Jeff and Charli Lee said...

Not unusual for military people, but as a musician with the USO, I once flew into the Okinawan jungle aboard a twin rotor military helicopter. You could feel it "pulse" up and down as it traveled, which is a very odd sensation. Kind of like controlled falling.

BTW, that building in the lower right corner of your courthouse pic (the Adams Mark Hotel) is where I met my wife :-)

Anonymous said...

Well, I went up in the Arch once.

Anonymous said...

Looking forward to following your travels as you zoom across the country.

Mooselet said...

Claude - I like way you think!

I rode a camel once, but since I really didn't go anywhere but in a circle I don't think it counts.

When I was a teen and in the Civil Air Patrol we used to get to our search and rescue missions in a Korean era army ambulance that we called the 'meat locker'. A very uncomfortable ride with 18 or so kids cramed into the back.

My recent holiday included a trip on an 11 kilometre long gondola called the Skyrail over the North Queensland rainforest canopy.

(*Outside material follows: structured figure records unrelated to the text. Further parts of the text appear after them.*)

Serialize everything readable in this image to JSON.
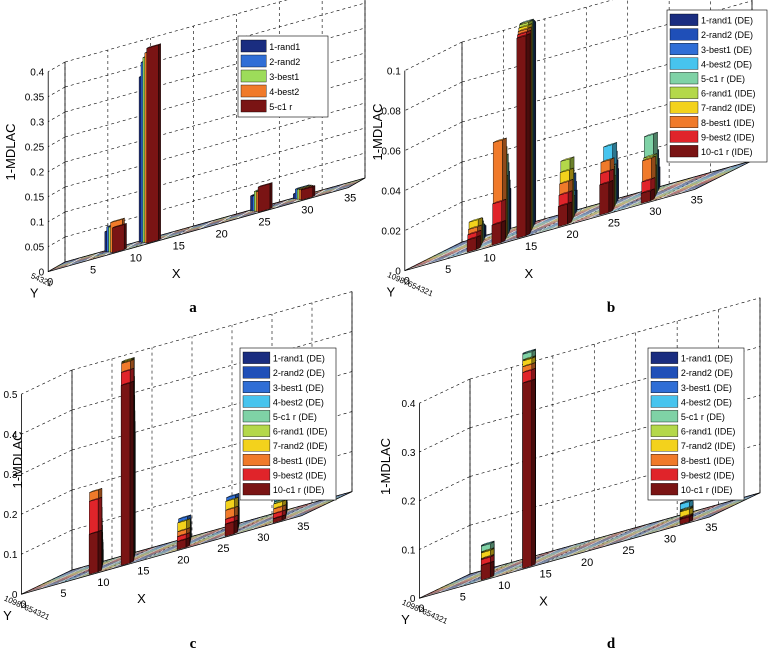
{
  "chart_data": [
    {
      "type": "bar3d",
      "panel_label": "a",
      "ylabel": "1-MDLAC",
      "xlabel": "X",
      "zlabel": "Y",
      "z_ticks": [
        "0",
        "0.05",
        "0.1",
        "0.15",
        "0.2",
        "0.25",
        "0.3",
        "0.35",
        "0.4"
      ],
      "x_ticks": [
        "0",
        "5",
        "10",
        "15",
        "20",
        "25",
        "30",
        "35"
      ],
      "y_tick_text": "54321",
      "zlim": [
        0,
        0.4
      ],
      "xlim": [
        0,
        35
      ],
      "legend": [
        {
          "name": "1-rand1",
          "color": "#1a2d80"
        },
        {
          "name": "2-rand2",
          "color": "#2f6ed6"
        },
        {
          "name": "3-best1",
          "color": "#9ddc5a"
        },
        {
          "name": "4-best2",
          "color": "#f07a2a"
        },
        {
          "name": "5-c1 r",
          "color": "#7a1414"
        }
      ],
      "bars": [
        {
          "x": 5,
          "values": [
            0.04,
            0.05,
            0.05,
            0.06,
            0.05
          ]
        },
        {
          "x": 9,
          "values": [
            0.33,
            0.36,
            0.37,
            0.38,
            0.39
          ]
        },
        {
          "x": 22,
          "values": [
            0.03,
            0.03,
            0.04,
            0.04,
            0.05
          ]
        },
        {
          "x": 27,
          "values": [
            0.01,
            0.02,
            0.02,
            0.02,
            0.02
          ]
        }
      ]
    },
    {
      "type": "bar3d",
      "panel_label": "b",
      "ylabel": "1-MDLAC",
      "xlabel": "X",
      "zlabel": "Y",
      "z_ticks": [
        "0",
        "0.02",
        "0.04",
        "0.06",
        "0.08",
        "0.1"
      ],
      "x_ticks": [
        "0",
        "5",
        "10",
        "15",
        "20",
        "25",
        "30",
        "35"
      ],
      "y_tick_text": "10987654321",
      "zlim": [
        0,
        0.1
      ],
      "xlim": [
        0,
        35
      ],
      "legend": [
        {
          "name": "1-rand1 (DE)",
          "color": "#1a2d80"
        },
        {
          "name": "2-rand2 (DE)",
          "color": "#1f4fb8"
        },
        {
          "name": "3-best1 (DE)",
          "color": "#2f6ed6"
        },
        {
          "name": "4-best2 (DE)",
          "color": "#47c4ee"
        },
        {
          "name": "5-c1 r (DE)",
          "color": "#7fd2a6"
        },
        {
          "name": "6-rand1 (IDE)",
          "color": "#b4d84a"
        },
        {
          "name": "7-rand2 (IDE)",
          "color": "#f3d21c"
        },
        {
          "name": "8-best1 (IDE)",
          "color": "#f07a2a"
        },
        {
          "name": "9-best2 (IDE)",
          "color": "#e0242a"
        },
        {
          "name": "10-c1 r (IDE)",
          "color": "#7a1414"
        }
      ],
      "bars": [
        {
          "x": 2,
          "values": [
            0.005,
            0.006,
            0.007,
            0.008,
            0.01,
            0.012,
            0.013,
            0.01,
            0.008,
            0.006
          ]
        },
        {
          "x": 5,
          "values": [
            0.02,
            0.025,
            0.03,
            0.035,
            0.04,
            0.03,
            0.045,
            0.05,
            0.02,
            0.01
          ]
        },
        {
          "x": 8,
          "values": [
            0.1,
            0.101,
            0.102,
            0.103,
            0.104,
            0.104,
            0.103,
            0.102,
            0.101,
            0.1
          ]
        },
        {
          "x": 13,
          "values": [
            0.01,
            0.015,
            0.02,
            0.012,
            0.01,
            0.03,
            0.025,
            0.02,
            0.015,
            0.01
          ]
        },
        {
          "x": 18,
          "values": [
            0.015,
            0.02,
            0.025,
            0.03,
            0.02,
            0.015,
            0.02,
            0.025,
            0.02,
            0.015
          ]
        },
        {
          "x": 23,
          "values": [
            0.01,
            0.015,
            0.02,
            0.02,
            0.03,
            0.02,
            0.015,
            0.02,
            0.01,
            0.005
          ]
        }
      ]
    },
    {
      "type": "bar3d",
      "panel_label": "c",
      "ylabel": "1-MDLAC",
      "xlabel": "X",
      "zlabel": "Y",
      "z_ticks": [
        "0",
        "0.1",
        "0.2",
        "0.3",
        "0.4",
        "0.5"
      ],
      "x_ticks": [
        "0",
        "5",
        "10",
        "15",
        "20",
        "25",
        "30",
        "35"
      ],
      "y_tick_text": "10987654321",
      "zlim": [
        0,
        0.5
      ],
      "xlim": [
        0,
        35
      ],
      "legend": [
        {
          "name": "1-rand1 (DE)",
          "color": "#1a2d80"
        },
        {
          "name": "2-rand2 (DE)",
          "color": "#1f4fb8"
        },
        {
          "name": "3-best1 (DE)",
          "color": "#2f6ed6"
        },
        {
          "name": "4-best2 (DE)",
          "color": "#47c4ee"
        },
        {
          "name": "5-c1 r (DE)",
          "color": "#7fd2a6"
        },
        {
          "name": "6-rand1 (IDE)",
          "color": "#b4d84a"
        },
        {
          "name": "7-rand2 (IDE)",
          "color": "#f3d21c"
        },
        {
          "name": "8-best1 (IDE)",
          "color": "#f07a2a"
        },
        {
          "name": "9-best2 (IDE)",
          "color": "#e0242a"
        },
        {
          "name": "10-c1 r (IDE)",
          "color": "#7a1414"
        }
      ],
      "bars": [
        {
          "x": 3,
          "values": [
            0.03,
            0.05,
            0.06,
            0.08,
            0.1,
            0.12,
            0.15,
            0.2,
            0.18,
            0.1
          ]
        },
        {
          "x": 7,
          "values": [
            0.3,
            0.33,
            0.36,
            0.4,
            0.45,
            0.5,
            0.5,
            0.5,
            0.48,
            0.45
          ]
        },
        {
          "x": 14,
          "values": [
            0.03,
            0.05,
            0.06,
            0.05,
            0.04,
            0.05,
            0.06,
            0.04,
            0.03,
            0.02
          ]
        },
        {
          "x": 20,
          "values": [
            0.04,
            0.06,
            0.08,
            0.06,
            0.05,
            0.07,
            0.08,
            0.06,
            0.04,
            0.03
          ]
        },
        {
          "x": 26,
          "values": [
            0.02,
            0.03,
            0.04,
            0.05,
            0.04,
            0.03,
            0.04,
            0.03,
            0.02,
            0.01
          ]
        }
      ]
    },
    {
      "type": "bar3d",
      "panel_label": "d",
      "ylabel": "1-MDLAC",
      "xlabel": "X",
      "zlabel": "Y",
      "z_ticks": [
        "0",
        "0.1",
        "0.2",
        "0.3",
        "0.4"
      ],
      "x_ticks": [
        "0",
        "5",
        "10",
        "15",
        "20",
        "25",
        "30",
        "35"
      ],
      "y_tick_text": "10987654321",
      "zlim": [
        0,
        0.4
      ],
      "xlim": [
        0,
        35
      ],
      "legend": [
        {
          "name": "1-rand1 (DE)",
          "color": "#1a2d80"
        },
        {
          "name": "2-rand2 (DE)",
          "color": "#1f4fb8"
        },
        {
          "name": "3-best1 (DE)",
          "color": "#2f6ed6"
        },
        {
          "name": "4-best2 (DE)",
          "color": "#47c4ee"
        },
        {
          "name": "5-c1 r (DE)",
          "color": "#7fd2a6"
        },
        {
          "name": "6-rand1 (IDE)",
          "color": "#b4d84a"
        },
        {
          "name": "7-rand2 (IDE)",
          "color": "#f3d21c"
        },
        {
          "name": "8-best1 (IDE)",
          "color": "#f07a2a"
        },
        {
          "name": "9-best2 (IDE)",
          "color": "#e0242a"
        },
        {
          "name": "10-c1 r (IDE)",
          "color": "#7a1414"
        }
      ],
      "bars": [
        {
          "x": 2,
          "values": [
            0.04,
            0.05,
            0.05,
            0.06,
            0.06,
            0.05,
            0.05,
            0.04,
            0.04,
            0.03
          ]
        },
        {
          "x": 7,
          "values": [
            0.41,
            0.42,
            0.42,
            0.43,
            0.43,
            0.42,
            0.42,
            0.41,
            0.4,
            0.38
          ]
        },
        {
          "x": 26,
          "values": [
            0.02,
            0.02,
            0.03,
            0.03,
            0.02,
            0.02,
            0.02,
            0.01,
            0.01,
            0.01
          ]
        }
      ]
    }
  ]
}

It was incredible.

Anonymous said...

I got talked into driving a dogsled in the woman's race when I taught in the bush. It was like riding a skateboard that’s tied behind a runaway motorcycle going as fast as it can! Oh, and they tied me to the I would lose their dogs.

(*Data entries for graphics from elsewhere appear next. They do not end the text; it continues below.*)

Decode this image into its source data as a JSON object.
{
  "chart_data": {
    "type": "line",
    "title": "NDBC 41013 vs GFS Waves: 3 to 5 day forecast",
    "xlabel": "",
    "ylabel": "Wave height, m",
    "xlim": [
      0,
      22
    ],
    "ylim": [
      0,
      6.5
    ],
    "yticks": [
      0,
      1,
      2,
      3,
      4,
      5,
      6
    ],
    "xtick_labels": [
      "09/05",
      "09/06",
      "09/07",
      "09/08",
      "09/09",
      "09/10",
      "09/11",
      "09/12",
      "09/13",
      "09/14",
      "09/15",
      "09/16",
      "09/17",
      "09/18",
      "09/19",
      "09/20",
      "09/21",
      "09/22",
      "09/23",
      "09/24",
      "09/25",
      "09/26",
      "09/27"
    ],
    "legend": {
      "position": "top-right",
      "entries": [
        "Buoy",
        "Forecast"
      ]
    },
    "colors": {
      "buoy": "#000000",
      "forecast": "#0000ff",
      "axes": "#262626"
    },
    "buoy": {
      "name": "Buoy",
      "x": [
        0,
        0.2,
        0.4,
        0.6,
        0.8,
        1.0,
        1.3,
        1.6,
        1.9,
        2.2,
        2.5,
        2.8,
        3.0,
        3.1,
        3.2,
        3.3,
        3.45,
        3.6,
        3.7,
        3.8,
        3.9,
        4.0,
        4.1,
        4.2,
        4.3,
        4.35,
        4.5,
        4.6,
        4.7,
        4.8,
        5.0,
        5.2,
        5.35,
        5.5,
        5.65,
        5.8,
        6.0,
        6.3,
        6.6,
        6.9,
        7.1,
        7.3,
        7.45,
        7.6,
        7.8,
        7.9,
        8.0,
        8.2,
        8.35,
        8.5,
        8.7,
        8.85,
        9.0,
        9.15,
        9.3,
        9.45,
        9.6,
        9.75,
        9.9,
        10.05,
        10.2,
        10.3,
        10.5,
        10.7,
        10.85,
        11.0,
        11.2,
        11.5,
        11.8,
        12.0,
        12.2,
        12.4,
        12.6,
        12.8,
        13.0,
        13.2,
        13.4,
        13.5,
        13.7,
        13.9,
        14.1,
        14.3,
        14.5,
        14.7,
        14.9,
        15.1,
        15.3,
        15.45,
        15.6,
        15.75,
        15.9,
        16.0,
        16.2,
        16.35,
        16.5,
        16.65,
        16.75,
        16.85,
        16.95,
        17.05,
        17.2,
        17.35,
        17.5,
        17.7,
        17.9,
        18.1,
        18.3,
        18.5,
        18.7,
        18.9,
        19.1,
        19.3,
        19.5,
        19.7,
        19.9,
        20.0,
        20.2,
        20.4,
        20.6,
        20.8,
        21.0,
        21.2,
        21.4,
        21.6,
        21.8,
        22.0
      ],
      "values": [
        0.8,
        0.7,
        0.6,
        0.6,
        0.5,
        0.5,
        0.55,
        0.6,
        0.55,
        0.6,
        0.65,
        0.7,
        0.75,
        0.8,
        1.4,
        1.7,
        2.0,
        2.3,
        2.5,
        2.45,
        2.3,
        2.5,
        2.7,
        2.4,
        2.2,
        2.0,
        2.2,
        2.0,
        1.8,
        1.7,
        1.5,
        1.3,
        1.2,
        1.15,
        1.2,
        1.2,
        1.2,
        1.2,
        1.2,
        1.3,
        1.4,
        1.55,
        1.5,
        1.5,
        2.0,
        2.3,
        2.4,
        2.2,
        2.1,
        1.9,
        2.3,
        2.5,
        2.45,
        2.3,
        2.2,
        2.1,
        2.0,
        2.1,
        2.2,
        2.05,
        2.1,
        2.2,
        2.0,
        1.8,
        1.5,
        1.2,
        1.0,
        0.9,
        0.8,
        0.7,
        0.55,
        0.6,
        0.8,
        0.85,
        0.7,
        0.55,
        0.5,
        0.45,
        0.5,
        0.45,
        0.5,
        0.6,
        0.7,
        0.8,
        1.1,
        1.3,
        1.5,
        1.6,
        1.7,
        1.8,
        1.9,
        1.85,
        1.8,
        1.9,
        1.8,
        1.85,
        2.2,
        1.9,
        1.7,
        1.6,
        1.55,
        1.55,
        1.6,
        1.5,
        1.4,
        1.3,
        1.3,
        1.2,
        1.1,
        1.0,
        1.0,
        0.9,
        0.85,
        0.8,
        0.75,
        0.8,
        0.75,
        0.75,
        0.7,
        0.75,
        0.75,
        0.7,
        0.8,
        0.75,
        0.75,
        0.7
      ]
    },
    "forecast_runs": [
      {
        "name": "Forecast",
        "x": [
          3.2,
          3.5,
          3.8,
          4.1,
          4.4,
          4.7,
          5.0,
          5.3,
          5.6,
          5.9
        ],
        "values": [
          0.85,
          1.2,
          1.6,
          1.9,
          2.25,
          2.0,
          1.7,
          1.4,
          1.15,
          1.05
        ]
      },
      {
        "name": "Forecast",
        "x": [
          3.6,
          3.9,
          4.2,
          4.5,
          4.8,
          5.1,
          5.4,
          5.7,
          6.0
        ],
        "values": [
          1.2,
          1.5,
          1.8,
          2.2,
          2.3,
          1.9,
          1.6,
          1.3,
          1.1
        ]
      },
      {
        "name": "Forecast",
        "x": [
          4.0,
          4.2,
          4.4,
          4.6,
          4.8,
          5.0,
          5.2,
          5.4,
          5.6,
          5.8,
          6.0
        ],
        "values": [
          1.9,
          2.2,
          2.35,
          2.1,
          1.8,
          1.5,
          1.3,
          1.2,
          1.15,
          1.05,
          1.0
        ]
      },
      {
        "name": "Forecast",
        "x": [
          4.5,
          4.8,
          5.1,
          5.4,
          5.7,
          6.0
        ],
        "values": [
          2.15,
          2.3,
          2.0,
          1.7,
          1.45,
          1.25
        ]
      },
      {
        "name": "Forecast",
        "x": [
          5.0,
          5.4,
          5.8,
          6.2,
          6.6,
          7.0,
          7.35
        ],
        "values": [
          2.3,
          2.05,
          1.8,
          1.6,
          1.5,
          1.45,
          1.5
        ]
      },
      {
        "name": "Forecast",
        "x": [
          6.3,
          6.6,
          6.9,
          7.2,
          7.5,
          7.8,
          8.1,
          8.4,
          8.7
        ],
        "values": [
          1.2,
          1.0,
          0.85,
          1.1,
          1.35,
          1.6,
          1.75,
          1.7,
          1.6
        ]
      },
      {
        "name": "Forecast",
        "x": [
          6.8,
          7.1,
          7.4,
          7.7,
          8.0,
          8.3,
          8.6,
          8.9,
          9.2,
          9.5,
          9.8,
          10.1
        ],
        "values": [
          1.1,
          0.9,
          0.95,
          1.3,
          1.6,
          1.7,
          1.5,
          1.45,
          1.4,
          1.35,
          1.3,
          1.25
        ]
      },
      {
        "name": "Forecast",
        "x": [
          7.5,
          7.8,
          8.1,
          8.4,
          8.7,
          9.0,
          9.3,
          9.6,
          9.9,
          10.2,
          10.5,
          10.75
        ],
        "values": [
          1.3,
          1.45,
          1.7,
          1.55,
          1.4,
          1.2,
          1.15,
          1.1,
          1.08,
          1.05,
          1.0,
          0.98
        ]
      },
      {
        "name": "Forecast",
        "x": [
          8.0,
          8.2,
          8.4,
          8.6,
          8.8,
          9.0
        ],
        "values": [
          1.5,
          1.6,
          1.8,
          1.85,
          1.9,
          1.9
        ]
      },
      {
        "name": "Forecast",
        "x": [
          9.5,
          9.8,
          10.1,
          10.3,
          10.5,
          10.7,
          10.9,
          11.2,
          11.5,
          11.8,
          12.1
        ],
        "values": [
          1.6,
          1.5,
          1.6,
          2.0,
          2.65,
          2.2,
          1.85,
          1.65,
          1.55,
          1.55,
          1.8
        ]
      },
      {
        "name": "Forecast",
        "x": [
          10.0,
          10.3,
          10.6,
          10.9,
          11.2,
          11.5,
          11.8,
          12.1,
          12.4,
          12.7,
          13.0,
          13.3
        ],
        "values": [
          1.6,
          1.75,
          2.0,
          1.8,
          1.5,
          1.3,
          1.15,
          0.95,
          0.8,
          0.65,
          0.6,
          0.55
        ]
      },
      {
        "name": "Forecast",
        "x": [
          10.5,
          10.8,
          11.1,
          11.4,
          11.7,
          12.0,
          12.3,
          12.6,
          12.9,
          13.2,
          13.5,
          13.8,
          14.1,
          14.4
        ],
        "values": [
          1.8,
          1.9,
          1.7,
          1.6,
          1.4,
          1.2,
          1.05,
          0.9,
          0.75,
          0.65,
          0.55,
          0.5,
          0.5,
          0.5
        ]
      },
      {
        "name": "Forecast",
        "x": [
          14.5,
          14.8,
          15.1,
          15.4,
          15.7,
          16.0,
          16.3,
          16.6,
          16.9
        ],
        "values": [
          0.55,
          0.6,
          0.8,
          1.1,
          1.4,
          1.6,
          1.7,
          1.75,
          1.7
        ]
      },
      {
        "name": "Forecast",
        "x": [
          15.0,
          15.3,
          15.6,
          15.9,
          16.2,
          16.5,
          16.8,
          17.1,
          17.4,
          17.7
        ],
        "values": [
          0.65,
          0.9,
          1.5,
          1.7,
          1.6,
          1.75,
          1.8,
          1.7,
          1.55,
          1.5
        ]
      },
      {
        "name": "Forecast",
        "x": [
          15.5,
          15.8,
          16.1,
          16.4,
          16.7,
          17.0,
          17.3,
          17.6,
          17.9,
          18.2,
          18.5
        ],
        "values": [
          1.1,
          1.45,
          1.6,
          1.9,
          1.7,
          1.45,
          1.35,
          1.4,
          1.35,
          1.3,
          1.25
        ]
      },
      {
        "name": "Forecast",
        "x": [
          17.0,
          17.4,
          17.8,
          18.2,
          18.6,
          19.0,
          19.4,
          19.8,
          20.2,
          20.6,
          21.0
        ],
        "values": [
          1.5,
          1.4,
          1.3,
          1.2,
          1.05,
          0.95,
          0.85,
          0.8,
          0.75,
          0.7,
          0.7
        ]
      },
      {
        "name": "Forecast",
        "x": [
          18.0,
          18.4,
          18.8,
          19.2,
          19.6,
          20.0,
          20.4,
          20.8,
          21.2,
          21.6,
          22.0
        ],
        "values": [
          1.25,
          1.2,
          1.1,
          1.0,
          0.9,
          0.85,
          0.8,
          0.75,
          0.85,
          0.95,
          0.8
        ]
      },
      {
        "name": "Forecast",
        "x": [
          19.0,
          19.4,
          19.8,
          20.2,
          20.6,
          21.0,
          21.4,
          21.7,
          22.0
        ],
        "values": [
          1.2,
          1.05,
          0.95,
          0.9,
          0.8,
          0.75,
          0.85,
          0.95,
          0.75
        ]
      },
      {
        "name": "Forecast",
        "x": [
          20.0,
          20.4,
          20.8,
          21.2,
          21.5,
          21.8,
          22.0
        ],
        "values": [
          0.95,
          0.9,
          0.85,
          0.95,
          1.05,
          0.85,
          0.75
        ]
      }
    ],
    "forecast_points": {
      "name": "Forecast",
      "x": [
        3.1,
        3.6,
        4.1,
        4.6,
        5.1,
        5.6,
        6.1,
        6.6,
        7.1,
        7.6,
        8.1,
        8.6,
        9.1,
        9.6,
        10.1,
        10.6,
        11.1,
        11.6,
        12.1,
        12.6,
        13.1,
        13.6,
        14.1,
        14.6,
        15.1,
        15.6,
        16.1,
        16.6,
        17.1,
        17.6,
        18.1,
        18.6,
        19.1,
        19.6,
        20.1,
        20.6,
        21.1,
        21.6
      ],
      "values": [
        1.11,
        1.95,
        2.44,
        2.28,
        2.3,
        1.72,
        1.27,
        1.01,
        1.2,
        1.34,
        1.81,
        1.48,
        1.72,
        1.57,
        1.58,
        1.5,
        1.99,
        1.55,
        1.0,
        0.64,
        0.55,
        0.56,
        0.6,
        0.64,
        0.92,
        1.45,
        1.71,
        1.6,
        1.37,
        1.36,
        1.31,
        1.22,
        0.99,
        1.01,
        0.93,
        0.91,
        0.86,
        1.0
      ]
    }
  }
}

Dimestore Lipstick said...

The tram system at the arch and the diagonally travelling "inclinators" at The Loxor Hotel in Las Vegas are certainly the strangest ways I've been transported vertically.

Horizontally? I once rode a pig at a county fair. No, wait--that turned out to be vertical, too.

TBG said...

Those incline railways in Pittsburgh are pretty funky.

But I did ride a camel once, in Morocco when I was a teenager.

Anonymous said...

The oldest operating machines I can think of having ridden are the wooden escalators at Macy's or the old elevators in Paris (you know, with the metal gate).

Anonymous said...

I rode my little brother all the way to adulthood. Does that count?


apricoco said...

I once rode a zip line between mountains in Costa Rica. Now, you might say this does not qualify because it isn't transportation per se. But, once you are on the third platform, it becomes transportation and because there is no other way back. None.

paula said...


Anonymous said...

TBG beat me to it -- but the inclines here in my beloved hometown are indeed pretty groovy.

Also rode in a hot-air balloon once -- which, given my fear of heights, wasn't such a smart decision on my part.